Due to the lack of historical evidence found in Japan, modern Japanese scholars began cross-referencing other sources that may act as a bridge to the claim found in the Shinsen Shōjiroku. According to historian Takehiko Furuta, a legendary Japanese sword called "Ame no Habakiri (天羽々斬; あめのはばきり)" had an alternate name called "Orochi no Karasahi (蛇之韓鋤; をろちのからさひ)"; he posited that "Karasahi (韓鋤)" was most likely a loanword from Korean as "Kara (韓)" meant "Korea" and "hi (鋤)" meant "to cut", deriving from the native Korean verb "bi- (비-); be- (베-)" which also means "to cut". Similar observation was made by Furuta on the name "Masahi (馬射戲; まさひ)", a traditional Japanese horse-riding archery event that has roots in the kingdom of Goguryeo, pointing out that the "hi" found in "Masahi" shares the same sentiment found in "Karasahi".

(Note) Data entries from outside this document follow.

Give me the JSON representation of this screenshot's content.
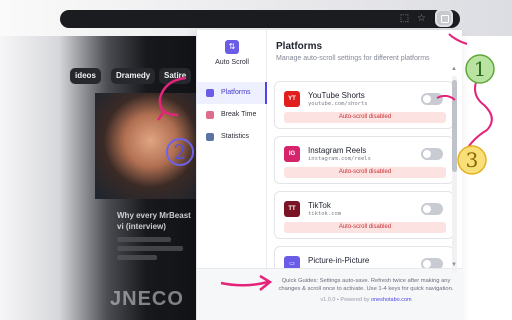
{
  "extension": {
    "name": "Auto Scroll",
    "nav": [
      {
        "label": "Platforms",
        "icon": "clipboard-icon"
      },
      {
        "label": "Break Time",
        "icon": "coffee-icon"
      },
      {
        "label": "Statistics",
        "icon": "chart-icon"
      }
    ],
    "title": "Platforms",
    "subtitle": "Manage auto-scroll settings for different platforms",
    "platforms": [
      {
        "badge": "YT",
        "name": "YouTube Shorts",
        "url": "youtube.com/shorts",
        "status": "Auto-scroll disabled",
        "color": "#e01e1e"
      },
      {
        "badge": "IG",
        "name": "Instagram Reels",
        "url": "instagram.com/reels",
        "status": "Auto-scroll disabled",
        "color": "#d6246b"
      },
      {
        "badge": "TT",
        "name": "TikTok",
        "url": "tiktok.com",
        "status": "Auto-scroll disabled",
        "color": "#7a1424"
      },
      {
        "badge": "",
        "name": "Picture-in-Picture",
        "url": "",
        "status": "",
        "color": "#6b5ce8"
      }
    ],
    "footer": "Quick Guides: Settings auto-save. Refresh twice after making any changes & scroll once to activate. Use 1-4 keys for quick navigation.",
    "version": "v1.0.0 • Powered by",
    "link": "oneshotabo.com"
  },
  "background": {
    "chips": [
      "ideos",
      "Dramedy",
      "Satire"
    ],
    "video_title": "Why every MrBeast vi (interview)",
    "logo_text": "JNECO"
  },
  "annotations": [
    "1",
    "2",
    "3"
  ],
  "colors": {
    "accent": "#4f46e5",
    "marker": "#e4237a",
    "marker_green": "#5fa83a",
    "marker_yellow": "#e3b21f"
  }
}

The kingdom of Goguryeo's founder, Dongmyeong's story was compared with the story found in the Japanese mythology surrounding Inahi no Mikoto by the historian and mythologist, Shōei Mishina. Mishina posited that King Dongmyeong's founding story aligned closely with Inahi no Mikoto's own background; that due to the stories surrounding Inahi no Mikoto and Korea (Silla and Goguryeo) were very similar in nature, he stated that the two were clearly related. His argument was incorporated into the Nissen dōsoron.